Research at the Harvard DSI centers around four themes that reflect faculty interests and strengths. The inaugural research themes— networks and markets, personalized health, data-driven scientific discovery, and evidence-based policy—are intentionally multidisciplinary to align with research interests across Harvard Schools. Further, they are built on a foundational commitment to advancing data science methodologies.
PERSONALIZED HEALTH | It is increasingly possible to form a much more comprehensive view of individuals: our fitness routines, the air we breathe, the housing we live in, the health care we have access to, family history, eating habits, engagement with social media, genetic data, and so on. With this, data science can begin to account for the millions of variables that make us unique—variables that can have life-or-death consequences for a patient— and help health care providers to make the right decisions. The promise is to develop individualized treatments, diagnostic tools, and policy interventions to revolutionize the way we prevent, diagnose, and treat disease. Projects may involve building predictive models for environmental exposures, disease, creating targeted genetic therapies for the individual patient, as well as topics related to the interpretability and robustness of machine learning.

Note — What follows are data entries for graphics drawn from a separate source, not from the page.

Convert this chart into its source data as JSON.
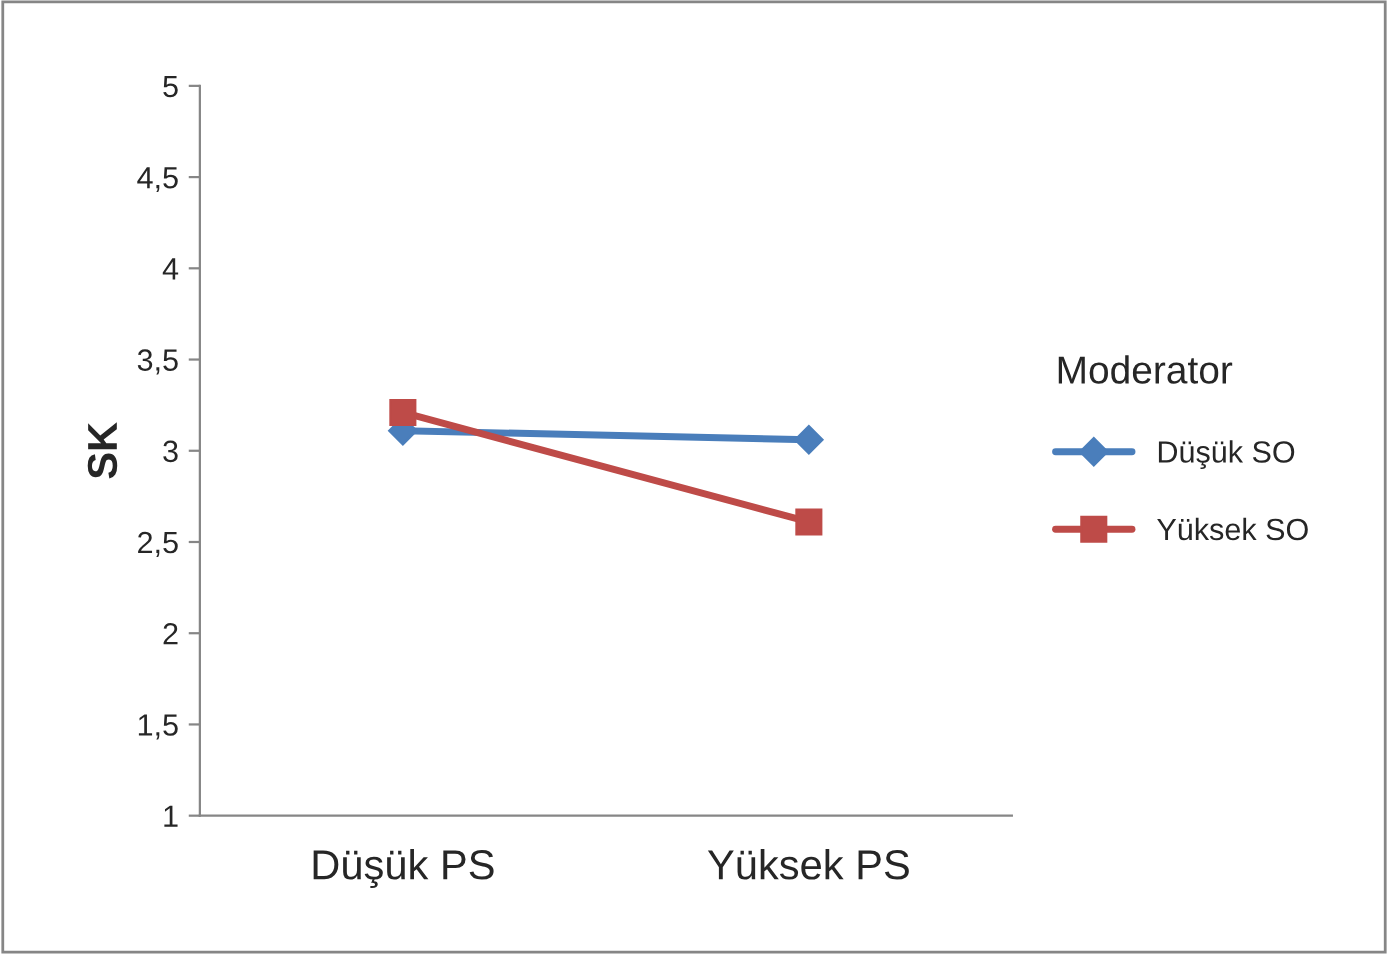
{
  "chart_data": {
    "type": "line",
    "ylabel": "SK",
    "legend_title": "Moderator",
    "legend": "right",
    "categories": [
      "Düşük PS",
      "Yüksek PS"
    ],
    "series": [
      {
        "name": "Düşük SO",
        "color": "#4a7ebb",
        "marker": "diamond",
        "values": [
          3.11,
          3.06
        ]
      },
      {
        "name": "Yüksek SO",
        "color": "#be4b48",
        "marker": "square",
        "values": [
          3.21,
          2.61
        ]
      }
    ],
    "ylim": [
      1,
      5
    ],
    "yticks": [
      1,
      {
        "value": 1.5,
        "label": "1,5"
      },
      2,
      {
        "value": 2.5,
        "label": "2,5"
      },
      3,
      {
        "value": 3.5,
        "label": "3,5"
      },
      4,
      {
        "value": 4.5,
        "label": "4,5"
      },
      5
    ],
    "grid": false,
    "line_style": "solid"
  }
}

EVIDENCE-BASED POLICY | Good public policy creates the most effective interventions to improve society. By analyzing a wealth of data, whether economic, environmental, societal, or demographic, we can quantify the efficacy of current interventions and design new experiments. Societal challenges of interest include those around economic opportunity, education, transportation, health care, environmental protections, justice, and more. Projects may involve developing new methodologies for causal inference from observational data, meta-studies to understand the impact of policy, large-scale experimentation, and translation of scientific results into public policy.
NETWORKS AND MARKETS | The digital revolution continues to impact everything about our social and economic lives - the way we make purchase decisions, the information we consume and opinions we form, the way finance operates on a micro and macroscale, and the very fabric of democratic society. On one hand, digitization provides new opportunity for understanding human decision-making, understanding social processes, and understanding the way that markets function. At the same time, there are profound questions that we need to grapple with. What should we be optimizing for? What effect will this rapid transformation have on employment? What about concerns in regard to privacy, fairness, and equal access? Projects may involve exploring the role of artificial intelligence in consumer choice and markets more broadly, the analysis and design of new economic systems around block chains and consensus mechanisms, the study of contests and open innovation, and understanding the impact of social networks and online media on the electoral process.

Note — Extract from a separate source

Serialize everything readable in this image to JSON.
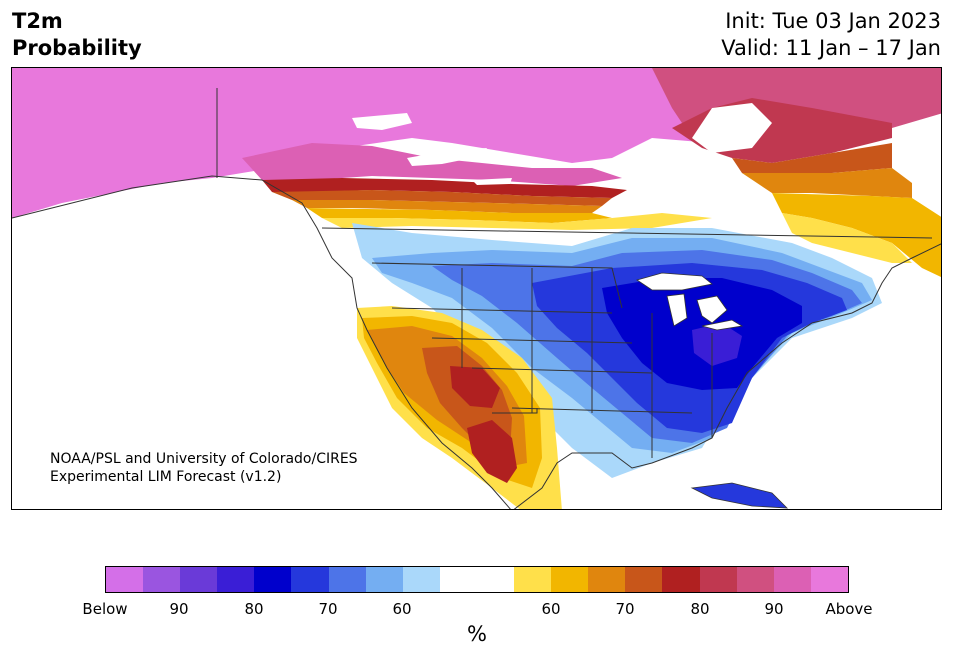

DATA-DRIVEN SCIENTIFIC DISCOVERY | For generations, science has started from a hypothesis, with data collected to confirm or refute the hypothesis, leading to additional theories. Today this is frequently turned upside down. The opportunity for discovery can occur without hypothesis, arising from the application of machine learning and data science methods to massive data sets. This is leading to breakthrough discoveries across many fields - finding new medicines, identifying energy-efficient materials, predicting earthquakes, locating star formations in the Milky Way, and uncovering the design principles of the circuits in our brains - while building new tools for automated discovery and guarding against false discovery.

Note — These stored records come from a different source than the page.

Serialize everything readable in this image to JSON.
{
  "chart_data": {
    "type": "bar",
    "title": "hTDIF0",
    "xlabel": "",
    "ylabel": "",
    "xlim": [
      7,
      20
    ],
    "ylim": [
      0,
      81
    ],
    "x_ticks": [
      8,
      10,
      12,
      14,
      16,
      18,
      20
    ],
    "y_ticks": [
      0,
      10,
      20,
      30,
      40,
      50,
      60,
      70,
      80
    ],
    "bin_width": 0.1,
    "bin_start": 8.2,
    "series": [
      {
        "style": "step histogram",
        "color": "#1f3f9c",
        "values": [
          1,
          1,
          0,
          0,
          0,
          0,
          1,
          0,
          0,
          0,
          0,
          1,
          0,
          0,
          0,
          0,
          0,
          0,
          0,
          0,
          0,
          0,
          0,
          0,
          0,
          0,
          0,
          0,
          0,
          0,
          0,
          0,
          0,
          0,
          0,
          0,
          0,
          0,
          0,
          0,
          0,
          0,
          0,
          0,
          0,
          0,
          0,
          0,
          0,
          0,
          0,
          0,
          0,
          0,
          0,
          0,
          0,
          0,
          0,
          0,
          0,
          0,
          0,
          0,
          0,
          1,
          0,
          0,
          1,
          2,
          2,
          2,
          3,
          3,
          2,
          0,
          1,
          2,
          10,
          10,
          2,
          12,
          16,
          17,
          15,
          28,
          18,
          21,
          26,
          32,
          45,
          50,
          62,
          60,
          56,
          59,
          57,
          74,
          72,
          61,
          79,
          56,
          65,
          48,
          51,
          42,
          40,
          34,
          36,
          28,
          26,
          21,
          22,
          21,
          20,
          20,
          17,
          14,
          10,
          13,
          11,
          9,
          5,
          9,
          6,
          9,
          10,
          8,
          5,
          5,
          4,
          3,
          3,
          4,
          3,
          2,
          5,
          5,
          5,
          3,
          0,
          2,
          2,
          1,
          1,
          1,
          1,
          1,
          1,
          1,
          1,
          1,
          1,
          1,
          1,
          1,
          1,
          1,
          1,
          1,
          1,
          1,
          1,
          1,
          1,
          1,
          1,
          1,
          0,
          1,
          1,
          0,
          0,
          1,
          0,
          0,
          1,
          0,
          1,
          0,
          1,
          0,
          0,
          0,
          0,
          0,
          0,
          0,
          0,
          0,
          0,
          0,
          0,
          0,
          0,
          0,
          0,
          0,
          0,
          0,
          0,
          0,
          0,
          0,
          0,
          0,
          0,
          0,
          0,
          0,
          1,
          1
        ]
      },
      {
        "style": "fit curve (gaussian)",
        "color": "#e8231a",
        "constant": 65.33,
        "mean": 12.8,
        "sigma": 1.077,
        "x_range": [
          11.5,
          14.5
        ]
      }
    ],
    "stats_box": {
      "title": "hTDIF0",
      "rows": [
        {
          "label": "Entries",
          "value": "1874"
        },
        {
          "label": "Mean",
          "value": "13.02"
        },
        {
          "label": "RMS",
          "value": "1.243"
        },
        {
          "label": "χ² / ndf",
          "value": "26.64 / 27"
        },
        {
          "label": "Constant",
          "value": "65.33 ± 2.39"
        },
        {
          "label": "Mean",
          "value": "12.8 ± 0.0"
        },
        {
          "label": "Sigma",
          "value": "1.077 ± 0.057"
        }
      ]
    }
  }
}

METHODOLOGY | As massive amounts of data are generated from science, engineering, social sciences, and medicine, researchers are grappling with how to extract value from data to gain new understanding and for the benefit of society. To do this effectively we will continue to need new methodological breakthroughs to extract useful knowledge robustly and at scale from complex and often messy information sources. Harvard is host to a wealth of expertise in what can be termed the “science of the data,” and is a world-leader in the development of associated techniques. The Data Science Initiative aims to unite efforts across the university. By bringing together our Computer Science, Statistics and domain-focused scholars, there is a unique opportunity to accelerate progress--- to establish an entirely new and better way of learning from data and making difficult and important decisions using data.